Conseiller financier expliquant la baisse de pension Agirc-Arrco à un retraité

Vérifier son relevé Agirc-Arrco : les points de contrôle concrets

Avant de conclure à une baisse durable, plusieurs vérifications permettent de comprendre l’origine de l’écart constaté.

  • Consulter l’espace personnel sur agirc-arrco.fr pour comparer le montant brut de la pension sur les trois derniers mois. Si le brut est stable, la variation vient des prélèvements obligatoires ou du calendrier.
  • Vérifier le taux de prélèvement à la source appliqué, visible sur le relevé mensuel. Un changement de taux entre janvier et mars explique souvent la différence nette perçue.
  • Contrôler la période de référence du versement : un paiement couvrant moins de 30 jours signale un ajustement de transition lié à la mensualisation.
  • Contacter le service Agirc-Arrco en cas de doute persistant, en ayant sous les yeux les deux derniers relevés pour faciliter la comparaison.

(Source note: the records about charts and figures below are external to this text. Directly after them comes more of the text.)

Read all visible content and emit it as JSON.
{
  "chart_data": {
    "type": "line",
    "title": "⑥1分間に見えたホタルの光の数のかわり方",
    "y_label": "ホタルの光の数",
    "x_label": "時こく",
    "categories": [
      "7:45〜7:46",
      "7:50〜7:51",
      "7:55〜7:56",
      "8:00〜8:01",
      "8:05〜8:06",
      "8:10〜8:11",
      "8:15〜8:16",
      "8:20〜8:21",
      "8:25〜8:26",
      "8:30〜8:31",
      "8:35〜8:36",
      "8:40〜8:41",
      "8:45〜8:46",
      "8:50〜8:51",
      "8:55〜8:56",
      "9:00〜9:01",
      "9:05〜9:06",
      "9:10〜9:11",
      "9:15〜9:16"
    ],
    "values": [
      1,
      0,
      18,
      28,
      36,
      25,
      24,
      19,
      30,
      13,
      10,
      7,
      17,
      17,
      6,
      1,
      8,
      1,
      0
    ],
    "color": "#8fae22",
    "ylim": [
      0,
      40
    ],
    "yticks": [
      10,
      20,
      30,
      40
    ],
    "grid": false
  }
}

Un écart lié à la mensualisation se résorbe en un ou deux mois. Si la baisse persiste au-delà, elle relève d’un autre mécanisme : modification du taux de CSG liée au revenu fiscal de référence, ou erreur administrative à signaler.

Cotisations sociales sur la retraite complémentaire : l’autre variable

Les pensions Agirc-Arrco supportent plusieurs prélèvements sociaux dont le taux dépend du revenu fiscal de référence du retraité. La CSG, notamment, se décline en plusieurs taux (taux zéro, réduit, médian, normal). Un franchissement de seuil d’une année sur l’autre peut faire basculer un retraité vers un taux supérieur.

Ce basculement intervient en général au 1er janvier, mais son application sur les pensions complémentaires peut être décalée de quelques semaines après la mensualisation, le temps que les bases de données fiscales soient synchronisées entre la DGFiP et Agirc-Arrco. Le retraité découvre alors, sur un même relevé, à la fois le nouvel effet calendaire et un taux de CSG revu à la hausse.

La coïncidence de ces ajustements techniques explique l’ampleur des interrogations au début de l’année 2025. Aucun de ces mécanismes, pris isolément, ne constitue une réduction des droits à pension. Leur superposition sur un ou deux mois crée un effet optique que seule la lecture détaillée du relevé permet de décrypter.